The Mouse's Petition
The well-known favourite "The Mouse's Petition" [...] had its origin from the following circumstance. Dr. Priestley, from the vicinity of his residence to a large brewery had been led to notice the suffocating vapor which is extricated in the process of fermentation (now so well known as the carbonic-acid-gas, but then denominated by Dr. Black, fixed air, and by Dr. Rutherford, mephitic air); and this circumstance, happily for science, further led him to that train of discoveries which gave rise to pneumatic chemistry, and immortalized his name among philosophers.

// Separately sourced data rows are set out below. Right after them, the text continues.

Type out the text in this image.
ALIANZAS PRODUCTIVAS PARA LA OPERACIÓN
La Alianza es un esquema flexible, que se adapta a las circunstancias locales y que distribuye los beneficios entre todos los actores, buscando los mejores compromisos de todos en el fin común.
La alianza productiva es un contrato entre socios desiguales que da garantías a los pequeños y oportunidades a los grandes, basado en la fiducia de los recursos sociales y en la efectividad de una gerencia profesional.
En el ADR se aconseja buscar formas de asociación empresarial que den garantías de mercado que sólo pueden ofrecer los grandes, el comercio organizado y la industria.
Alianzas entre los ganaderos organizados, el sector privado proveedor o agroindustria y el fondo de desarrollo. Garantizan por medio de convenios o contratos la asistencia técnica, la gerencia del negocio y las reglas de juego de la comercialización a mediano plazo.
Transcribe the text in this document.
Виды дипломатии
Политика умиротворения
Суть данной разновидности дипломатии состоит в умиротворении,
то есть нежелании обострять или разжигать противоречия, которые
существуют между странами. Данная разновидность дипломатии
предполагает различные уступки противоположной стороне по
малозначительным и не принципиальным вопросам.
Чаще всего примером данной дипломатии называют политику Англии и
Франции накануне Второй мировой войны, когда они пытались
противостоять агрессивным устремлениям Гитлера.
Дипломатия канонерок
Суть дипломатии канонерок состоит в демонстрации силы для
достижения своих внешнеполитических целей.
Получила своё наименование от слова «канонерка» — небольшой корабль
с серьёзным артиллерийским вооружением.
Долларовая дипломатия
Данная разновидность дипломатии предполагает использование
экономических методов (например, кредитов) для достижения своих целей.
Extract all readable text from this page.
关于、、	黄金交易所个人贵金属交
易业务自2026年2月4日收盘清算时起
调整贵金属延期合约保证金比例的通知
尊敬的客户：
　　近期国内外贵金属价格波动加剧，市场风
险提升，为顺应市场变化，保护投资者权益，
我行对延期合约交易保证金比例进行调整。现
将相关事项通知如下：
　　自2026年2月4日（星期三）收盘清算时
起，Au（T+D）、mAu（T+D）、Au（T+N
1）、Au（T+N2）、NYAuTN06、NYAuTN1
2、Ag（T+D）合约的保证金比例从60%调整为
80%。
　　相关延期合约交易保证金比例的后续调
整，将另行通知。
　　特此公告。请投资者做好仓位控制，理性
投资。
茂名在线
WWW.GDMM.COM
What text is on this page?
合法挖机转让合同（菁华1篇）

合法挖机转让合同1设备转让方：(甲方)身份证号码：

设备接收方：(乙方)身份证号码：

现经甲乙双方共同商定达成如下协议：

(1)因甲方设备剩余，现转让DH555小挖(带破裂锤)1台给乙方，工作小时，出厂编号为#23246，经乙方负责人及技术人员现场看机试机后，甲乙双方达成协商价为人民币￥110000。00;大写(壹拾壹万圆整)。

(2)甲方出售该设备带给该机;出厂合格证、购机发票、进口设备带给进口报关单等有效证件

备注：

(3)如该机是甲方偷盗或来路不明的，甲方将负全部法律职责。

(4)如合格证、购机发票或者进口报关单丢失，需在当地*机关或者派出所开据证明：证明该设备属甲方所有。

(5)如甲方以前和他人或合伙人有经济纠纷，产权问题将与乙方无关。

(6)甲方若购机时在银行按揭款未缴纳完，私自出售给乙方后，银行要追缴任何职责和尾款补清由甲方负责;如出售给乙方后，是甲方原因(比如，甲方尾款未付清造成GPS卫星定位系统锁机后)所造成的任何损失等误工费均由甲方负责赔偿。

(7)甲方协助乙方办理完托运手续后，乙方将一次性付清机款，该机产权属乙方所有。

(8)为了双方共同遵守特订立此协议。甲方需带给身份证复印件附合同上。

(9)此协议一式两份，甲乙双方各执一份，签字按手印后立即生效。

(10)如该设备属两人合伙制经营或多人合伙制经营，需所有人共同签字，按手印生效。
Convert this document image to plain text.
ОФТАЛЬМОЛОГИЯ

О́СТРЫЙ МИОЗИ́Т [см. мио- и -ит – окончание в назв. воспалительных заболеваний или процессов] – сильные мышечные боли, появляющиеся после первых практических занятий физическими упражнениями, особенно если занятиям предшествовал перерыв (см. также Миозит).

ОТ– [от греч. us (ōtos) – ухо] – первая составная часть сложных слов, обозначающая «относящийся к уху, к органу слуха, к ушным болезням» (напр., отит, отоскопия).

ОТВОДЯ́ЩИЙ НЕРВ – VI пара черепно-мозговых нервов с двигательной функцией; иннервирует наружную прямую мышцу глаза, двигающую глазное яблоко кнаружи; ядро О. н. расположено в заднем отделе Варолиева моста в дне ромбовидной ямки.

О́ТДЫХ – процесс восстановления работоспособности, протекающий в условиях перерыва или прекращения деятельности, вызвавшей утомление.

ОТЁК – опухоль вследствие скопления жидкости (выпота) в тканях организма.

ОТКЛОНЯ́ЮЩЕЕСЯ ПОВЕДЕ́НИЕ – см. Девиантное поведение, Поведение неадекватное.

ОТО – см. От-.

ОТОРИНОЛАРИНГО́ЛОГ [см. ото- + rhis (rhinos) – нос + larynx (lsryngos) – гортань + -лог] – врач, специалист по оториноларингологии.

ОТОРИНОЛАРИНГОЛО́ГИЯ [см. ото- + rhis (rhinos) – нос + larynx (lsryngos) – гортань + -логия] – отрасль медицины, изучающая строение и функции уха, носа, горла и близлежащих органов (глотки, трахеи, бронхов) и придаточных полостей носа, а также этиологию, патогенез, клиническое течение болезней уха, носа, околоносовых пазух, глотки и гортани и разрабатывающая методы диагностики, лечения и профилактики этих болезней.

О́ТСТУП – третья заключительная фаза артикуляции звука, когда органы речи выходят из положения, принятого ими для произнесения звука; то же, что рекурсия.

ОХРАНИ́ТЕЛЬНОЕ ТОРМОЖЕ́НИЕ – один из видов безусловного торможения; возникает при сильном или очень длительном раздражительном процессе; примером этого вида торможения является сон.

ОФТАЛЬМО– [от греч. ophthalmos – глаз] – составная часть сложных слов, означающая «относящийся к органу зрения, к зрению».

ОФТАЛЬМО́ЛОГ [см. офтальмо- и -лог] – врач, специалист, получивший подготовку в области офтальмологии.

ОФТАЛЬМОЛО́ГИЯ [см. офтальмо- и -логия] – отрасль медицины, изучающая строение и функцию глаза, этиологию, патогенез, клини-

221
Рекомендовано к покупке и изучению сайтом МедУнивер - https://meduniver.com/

In the midst of these investigations Miss Aikin found him.—[...] In the course of these investigations, the suffocating nature of various gases required to be determined, and no more easy or unexceptionable way of making such experiments could be devised, than the reserving of these little victims of domestic economy, which were thus at least as easily and as speedily put out of existence, as by any of the more usual modes. It happened that a captive was brought in after supper, too late for any experiment to be made with it that night, and the servant was desired to set it by till the next morning. Next morning it was brought in after breakfast, with its petition twisted among the wires of its cage. It scarcely need be added, that the petition was successful.
—William Turner, "Mrs. Barbauld", in The Newcastle Magazine, April 1825.
- "The Mouse's Petition" in Poems (1773).
- "The Mouse's Petition", in The Works of Anna Laetitia Barbauld (1825)
- "The Mouse's Petition" in School Songs (1853).